Alfredo Pirri: Basta pensare alla prima mostra di VOLUME!. Ho chiamato certamente quello di noi che è il più grande, Jannis Kounellis. E lui ha partecipato con molto entusiasmo, anzi direi con più entusiasmo di quanto hanno poi manifestato altri artisti più giovani. Questo dimostra anche il fatto che la giovinezza di un artista dipende dal suo modo di approcciare le cose, più che dall’età biologica. Il suo intervento è stato il risultato di un’avventura organizzativa impressionante. Ha presentato una donna incinta, quasi al nono mese – una donna fra l’altro bellissima – che stava semplicemente nuda, seduta su uno sgabello. Mi ricordo che c’era anche, oltre a una lampada a olio che le stava di fronte, un piccolo ventilatore nascosto che le faceva ondeggiare i capelli, conferendole un aspetto quasi cinematografico. Questa meravigliosa ragazza ha deciso di prestarsi alla performance, che è durata 15 o 20 giorni. È arrivata il giorno dell’inaugurazione, 10 minuti prima dell’apertura. Jannis aveva un’idea forte, che voleva assolutamente realizzare, ma non si riusciva a trovare una donna incinta, disposta a starsene lì al freddo per tutto quel tempo. Alla fine abbiamo trovato questa ragazza, che era la moglie di un giocoliere di piazza Navona. Michelle (Kounellis) è andata a parlarle e così, in 10 minuti, l’abbiamo convinta. Se non fosse stato per lei, la mostra di Kounellis non ci sarebbe stata.

Alfredo Pirri
Alfredo Pirri, Senza titolo, 1997, Fondazione VOLUME!. Photo Marco Ciuffreda. Courtesy of Fondazione VOLUME!

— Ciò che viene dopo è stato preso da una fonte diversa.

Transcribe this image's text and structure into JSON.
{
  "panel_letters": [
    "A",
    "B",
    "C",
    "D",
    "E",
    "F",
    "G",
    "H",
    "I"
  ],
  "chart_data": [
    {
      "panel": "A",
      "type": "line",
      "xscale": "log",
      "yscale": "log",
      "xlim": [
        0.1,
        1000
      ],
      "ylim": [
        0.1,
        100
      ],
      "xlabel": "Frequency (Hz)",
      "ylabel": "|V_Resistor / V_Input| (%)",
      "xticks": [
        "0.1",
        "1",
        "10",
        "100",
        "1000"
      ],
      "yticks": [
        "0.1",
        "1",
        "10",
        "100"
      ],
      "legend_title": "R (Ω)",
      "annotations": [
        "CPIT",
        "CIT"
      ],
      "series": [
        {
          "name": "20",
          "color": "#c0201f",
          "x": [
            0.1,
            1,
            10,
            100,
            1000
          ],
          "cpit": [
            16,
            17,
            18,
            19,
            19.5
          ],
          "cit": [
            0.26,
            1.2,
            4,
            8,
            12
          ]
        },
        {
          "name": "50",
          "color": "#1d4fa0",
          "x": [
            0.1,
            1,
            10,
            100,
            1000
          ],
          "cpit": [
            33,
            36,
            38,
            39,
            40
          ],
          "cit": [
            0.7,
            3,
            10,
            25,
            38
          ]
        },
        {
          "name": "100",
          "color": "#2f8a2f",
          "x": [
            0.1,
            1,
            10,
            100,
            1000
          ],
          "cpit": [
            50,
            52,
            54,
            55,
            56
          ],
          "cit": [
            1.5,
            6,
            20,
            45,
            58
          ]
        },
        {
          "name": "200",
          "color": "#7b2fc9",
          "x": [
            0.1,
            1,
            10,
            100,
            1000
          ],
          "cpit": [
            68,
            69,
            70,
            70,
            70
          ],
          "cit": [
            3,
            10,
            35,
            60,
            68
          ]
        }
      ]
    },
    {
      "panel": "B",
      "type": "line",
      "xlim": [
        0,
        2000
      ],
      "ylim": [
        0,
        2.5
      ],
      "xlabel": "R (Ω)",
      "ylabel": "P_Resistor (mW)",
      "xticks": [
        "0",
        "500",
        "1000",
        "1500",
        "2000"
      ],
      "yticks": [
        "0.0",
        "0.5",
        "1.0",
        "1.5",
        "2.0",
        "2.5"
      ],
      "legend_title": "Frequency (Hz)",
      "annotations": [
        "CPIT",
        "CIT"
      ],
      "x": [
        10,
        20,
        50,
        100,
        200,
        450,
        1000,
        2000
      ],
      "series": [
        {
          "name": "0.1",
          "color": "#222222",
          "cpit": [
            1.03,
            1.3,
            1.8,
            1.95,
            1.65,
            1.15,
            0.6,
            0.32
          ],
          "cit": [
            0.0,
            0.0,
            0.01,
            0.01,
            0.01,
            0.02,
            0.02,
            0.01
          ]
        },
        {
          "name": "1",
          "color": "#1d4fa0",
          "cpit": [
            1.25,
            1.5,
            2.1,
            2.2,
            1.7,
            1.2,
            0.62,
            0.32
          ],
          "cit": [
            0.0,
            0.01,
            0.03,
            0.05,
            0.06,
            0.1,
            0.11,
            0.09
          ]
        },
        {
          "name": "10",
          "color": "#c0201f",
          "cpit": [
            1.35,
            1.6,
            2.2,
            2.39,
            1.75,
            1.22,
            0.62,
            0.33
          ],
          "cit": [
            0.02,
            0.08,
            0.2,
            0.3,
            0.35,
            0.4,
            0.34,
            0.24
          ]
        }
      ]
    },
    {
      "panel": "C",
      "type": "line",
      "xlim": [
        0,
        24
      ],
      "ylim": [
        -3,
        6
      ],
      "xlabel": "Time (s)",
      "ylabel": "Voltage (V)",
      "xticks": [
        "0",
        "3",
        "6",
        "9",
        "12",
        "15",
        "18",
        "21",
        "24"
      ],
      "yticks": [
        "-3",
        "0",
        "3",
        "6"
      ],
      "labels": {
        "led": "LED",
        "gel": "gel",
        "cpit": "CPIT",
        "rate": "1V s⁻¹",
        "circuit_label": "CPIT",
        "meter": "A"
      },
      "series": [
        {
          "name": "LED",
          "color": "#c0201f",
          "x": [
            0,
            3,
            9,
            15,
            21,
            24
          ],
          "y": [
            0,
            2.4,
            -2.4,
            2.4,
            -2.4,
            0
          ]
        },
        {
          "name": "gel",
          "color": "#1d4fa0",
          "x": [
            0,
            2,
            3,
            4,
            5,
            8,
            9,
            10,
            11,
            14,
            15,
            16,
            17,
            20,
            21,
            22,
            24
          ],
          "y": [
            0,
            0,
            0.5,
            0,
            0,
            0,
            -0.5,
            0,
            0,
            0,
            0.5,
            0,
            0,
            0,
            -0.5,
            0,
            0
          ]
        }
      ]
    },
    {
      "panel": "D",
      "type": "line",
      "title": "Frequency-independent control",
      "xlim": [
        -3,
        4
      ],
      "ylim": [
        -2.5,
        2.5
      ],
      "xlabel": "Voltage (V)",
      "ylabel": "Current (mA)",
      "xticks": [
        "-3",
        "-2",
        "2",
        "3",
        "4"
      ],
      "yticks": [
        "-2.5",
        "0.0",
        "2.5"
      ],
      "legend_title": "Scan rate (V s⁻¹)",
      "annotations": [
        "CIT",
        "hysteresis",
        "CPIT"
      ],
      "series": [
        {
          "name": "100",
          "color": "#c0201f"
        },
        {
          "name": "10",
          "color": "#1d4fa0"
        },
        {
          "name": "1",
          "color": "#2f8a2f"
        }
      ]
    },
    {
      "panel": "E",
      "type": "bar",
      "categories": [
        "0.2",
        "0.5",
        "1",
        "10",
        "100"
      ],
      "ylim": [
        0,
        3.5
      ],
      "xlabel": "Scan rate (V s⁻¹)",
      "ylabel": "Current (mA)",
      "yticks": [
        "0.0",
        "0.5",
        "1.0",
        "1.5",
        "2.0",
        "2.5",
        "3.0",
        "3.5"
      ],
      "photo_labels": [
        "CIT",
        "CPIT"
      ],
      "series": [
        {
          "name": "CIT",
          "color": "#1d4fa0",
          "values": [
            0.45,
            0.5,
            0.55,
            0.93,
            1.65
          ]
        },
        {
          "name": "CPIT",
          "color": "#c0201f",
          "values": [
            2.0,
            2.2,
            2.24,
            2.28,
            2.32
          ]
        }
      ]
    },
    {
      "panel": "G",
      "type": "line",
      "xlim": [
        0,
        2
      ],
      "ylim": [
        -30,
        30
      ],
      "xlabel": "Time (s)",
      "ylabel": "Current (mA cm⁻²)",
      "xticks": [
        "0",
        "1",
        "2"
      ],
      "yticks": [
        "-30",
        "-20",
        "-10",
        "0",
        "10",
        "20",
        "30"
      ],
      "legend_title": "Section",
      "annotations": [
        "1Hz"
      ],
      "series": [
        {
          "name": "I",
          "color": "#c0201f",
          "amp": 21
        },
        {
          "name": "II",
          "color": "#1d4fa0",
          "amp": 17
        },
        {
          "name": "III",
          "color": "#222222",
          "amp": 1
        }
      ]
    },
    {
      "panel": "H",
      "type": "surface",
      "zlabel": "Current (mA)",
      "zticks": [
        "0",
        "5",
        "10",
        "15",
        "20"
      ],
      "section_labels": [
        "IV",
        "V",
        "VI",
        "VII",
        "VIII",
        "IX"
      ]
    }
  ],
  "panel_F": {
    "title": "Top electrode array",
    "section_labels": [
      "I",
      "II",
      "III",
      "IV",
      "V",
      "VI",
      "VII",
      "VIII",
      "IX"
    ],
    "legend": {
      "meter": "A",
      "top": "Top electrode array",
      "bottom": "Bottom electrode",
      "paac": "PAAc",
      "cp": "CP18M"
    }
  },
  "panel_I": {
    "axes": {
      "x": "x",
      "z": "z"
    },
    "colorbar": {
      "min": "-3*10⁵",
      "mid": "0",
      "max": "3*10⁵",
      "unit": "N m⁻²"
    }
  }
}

Carole Blumenfeld: Come definiresti il ruolo di Francesco Nucci nel lavoro di VOLUME!

Alfredo Pirri: Nucci è anzitutto un neurochirurgo con una grande passione per l’arte, ma non solo. Il rapporto con lui è stato molto interessante per me, perché parlavano del cervello, di come quest’organo sia un campo molto complesso, perché ogni volta che si va a intervenire non si trova mai niente che stia al suo posto; è un organo mobile, in continua evoluzione. E così ho immaginato un laboratorio, un’opera, come un cervello: un organo che si evolve in continuazione, con dei rapporti neuronali sempre in movimento. Quando si pensa a un medico che opera il cervello, ci s’immagina che possieda insieme una grande conoscenza e una grande delicatezza: e Franco Nucci si è rivelato proprio così.

Carole Blumenfeld: Sono rimasta impressionata nel vedere gli occhi di Nucci brillare di piacere, scorgendo quanto gli artisti fossero felici a Saint-Étienne.

Alfredo Pirri: Questa è una caratterista dei veri collezionisti. Franco, poi, non lo definirei neppure un collezionista. È una figura un po’ diversa, perché non mi pare che abbia il gusto né dell’accumulare né dell’esibire. È una persona cui piace collezionare idee, più che oggetti; relazioni, più che proprietà. In questo senso, quindi, è un collezionista un po’ all’antica. Lui stesso s’immagina così.